Though the tale is set in the present day, the fishermen are convinced that Wangnyeon’s refusal to conduct the ritual is the reason their harvest has failed, apparently for the first time in 30 years ever since she “retired”. But then they also tell us themselves of more rational reasons they may no longer be able to fish including an oil leak in the surrounding seas and the corrupting influence of larger corporations for which many of them are now reluctantly working. It is precisely this incursion of modernity that has led to all the trouble. Taken off the island, presumably to fulfil his military service, Wangnyeon’s husband Oksu (Kim Hee-ra) observes the modern world during his time in the army and comes to the conclusion that his home culture is backward and superstitious. Hired to perform an important ritual on a neighbouring island for the first time, Wangneyon repeatedly delays the contract to align with her husband’s discharge so he can play drums for her as he always had before. His newfound sophisistication, however, has robbed him of the ability to play. He no longer believes in shamanism and eventually leaves once again to work on a ship in order to one day own a fishing boat of his own. 

“What does a shaman do if not rituals?” Wangnyeon irritatedly asks her husband, in her case the answer apparently being a defiant nothing. Her refusal is part of her resistance to a world that has repeatedly betrayed her. Yet suffering economically temporarily loses her her son who, perhaps unlike his father, returns after a year of travelling more convinced than ever by shamanism if resentful that his mother has not yet relented and resumed her ritual duties. What we realise is that Wangnyeon has grown weary of her complicated place in the island hierarchy, existing to one side of the rest of the community who view her both with mild disdain and fearful awe. A victim of petty island politics, she takes literal aim at the corruption in her society and purifies it with her “divine bow”, mindful of Yongban’s pleas that her rituals are not just for her but for the many people who need to see them performed. 

“Everything, everything, everything is a dream” Wangyeon sings, living perhaps in her own ethereal purgatory, her jagged life story revealed to us in a series of fragmentary flashbacks as she reflects on her present predicament while finally understanding what it is she must do, determining to pick up the divine bow once again and reassume her rightful role as the shamanness.
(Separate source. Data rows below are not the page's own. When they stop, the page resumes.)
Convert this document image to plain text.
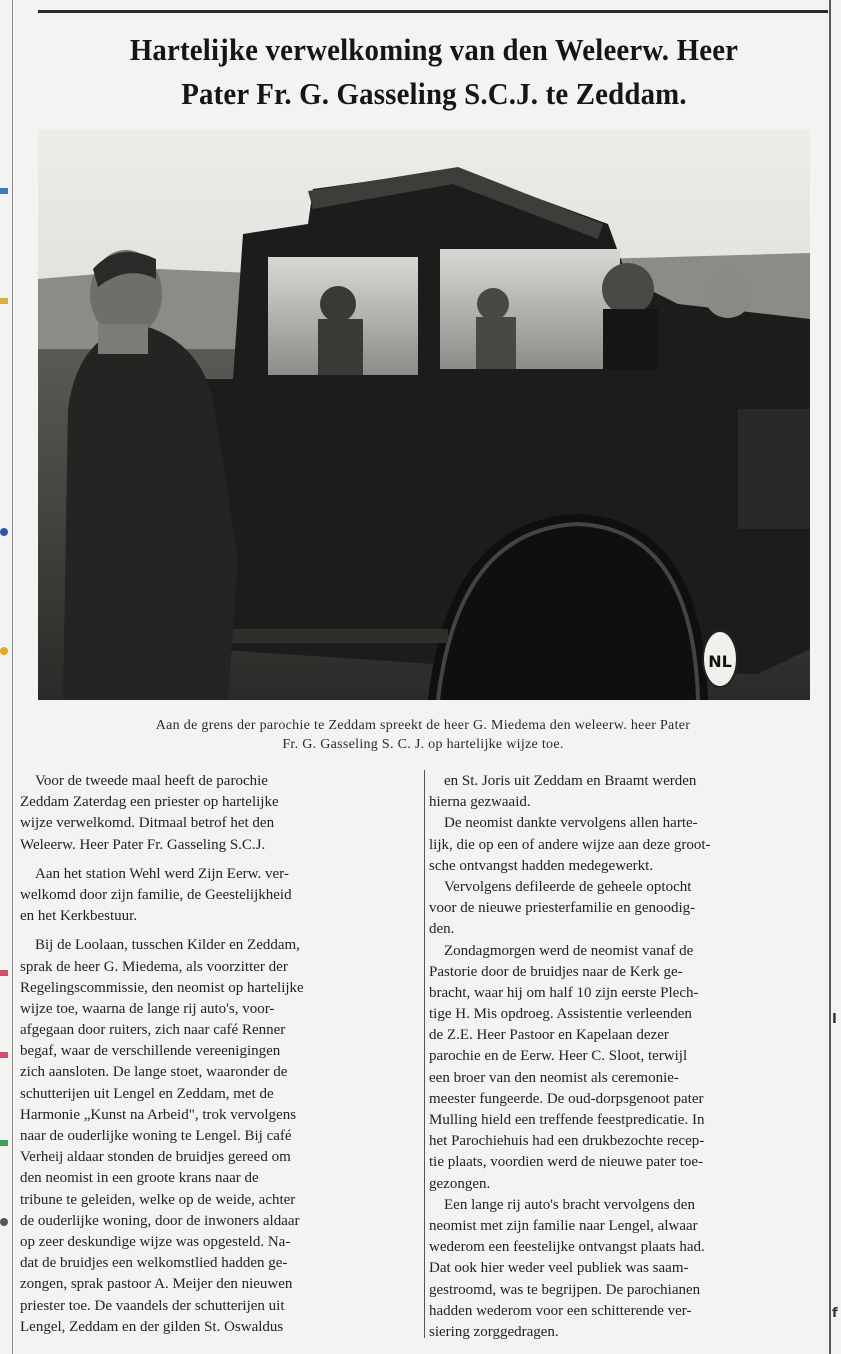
I
f
Hartelijke verwelkoming van den Weleerw. Heer
Pater Fr. G. Gasseling S.C.J. te Zeddam.
NL
Aan de grens der parochie te Zeddam spreekt de heer G. Miedema den weleerw. heer Pater
Fr. G. Gasseling S. C. J. op hartelijke wijze toe.

 Voor de tweede maal heeft de parochie
Zeddam Zaterdag een priester op hartelijke
wijze verwelkomd. Ditmaal betrof het den
Weleerw. Heer Pater Fr. Gasseling S.C.J.

 Aan het station Wehl werd Zijn Eerw. ver-
welkomd door zijn familie, de Geestelijkheid
en het Kerkbestuur.

 Bij de Loolaan, tusschen Kilder en Zeddam,
sprak de heer G. Miedema, als voorzitter der
Regelingscommissie, den neomist op hartelijke
wijze toe, waarna de lange rij auto's, voor-
afgegaan door ruiters, zich naar café Renner
begaf, waar de verschillende vereenigingen
zich aansloten. De lange stoet, waaronder de
schutterijen uit Lengel en Zeddam, met de
Harmonie „Kunst na Arbeid", trok vervolgens
naar de ouderlijke woning te Lengel. Bij café
Verheij aldaar stonden de bruidjes gereed om
den neomist in een groote krans naar de
tribune te geleiden, welke op de weide, achter
de ouderlijke woning, door de inwoners aldaar
op zeer deskundige wijze was opgesteld. Na-
dat de bruidjes een welkomstlied hadden ge-
zongen, sprak pastoor A. Meijer den nieuwen
priester toe. De vaandels der schutterijen uit
Lengel, Zeddam en der gilden St. Oswaldus

 en St. Joris uit Zeddam en Braamt werden
hierna gezwaaid.

 De neomist dankte vervolgens allen harte-
lijk, die op een of andere wijze aan deze groot-
sche ontvangst hadden medegewerkt.

 Vervolgens defileerde de geheele optocht
voor de nieuwe priesterfamilie en genoodig-
den.

 Zondagmorgen werd de neomist vanaf de
Pastorie door de bruidjes naar de Kerk ge-
bracht, waar hij om half 10 zijn eerste Plech-
tige H. Mis opdroeg. Assistentie verleenden
de Z.E. Heer Pastoor en Kapelaan dezer
parochie en de Eerw. Heer C. Sloot, terwijl
een broer van den neomist als ceremonie-
meester fungeerde. De oud-dorpsgenoot pater
Mulling hield een treffende feestpredicatie. In
het Parochiehuis had een drukbezochte recep-
tie plaats, voordien werd de nieuwe pater toe-
gezongen.

 Een lange rij auto's bracht vervolgens den
neomist met zijn familie naar Lengel, alwaar
wederom een feestelijke ontvangst plaats had.
Dat ook hier weder veel publiek was saam-
gestroomd, was te begrijpen. De parochianen
hadden wederom voor een schitterende ver-
siering zorggedragen.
Marking Im’s first collaboration with cinematographer Jung Il-sung, Divine Bow is rich with ethnographic detail exploring this small rock pool of traditional culture on an otherwise moribund island subject to the same petty authoritarian corruptions and ravages of an increasingly capitalistic society as anywhere else. 


Divine Bow streams in the UK until 11th November as part of this year’s London Korean Film Festival.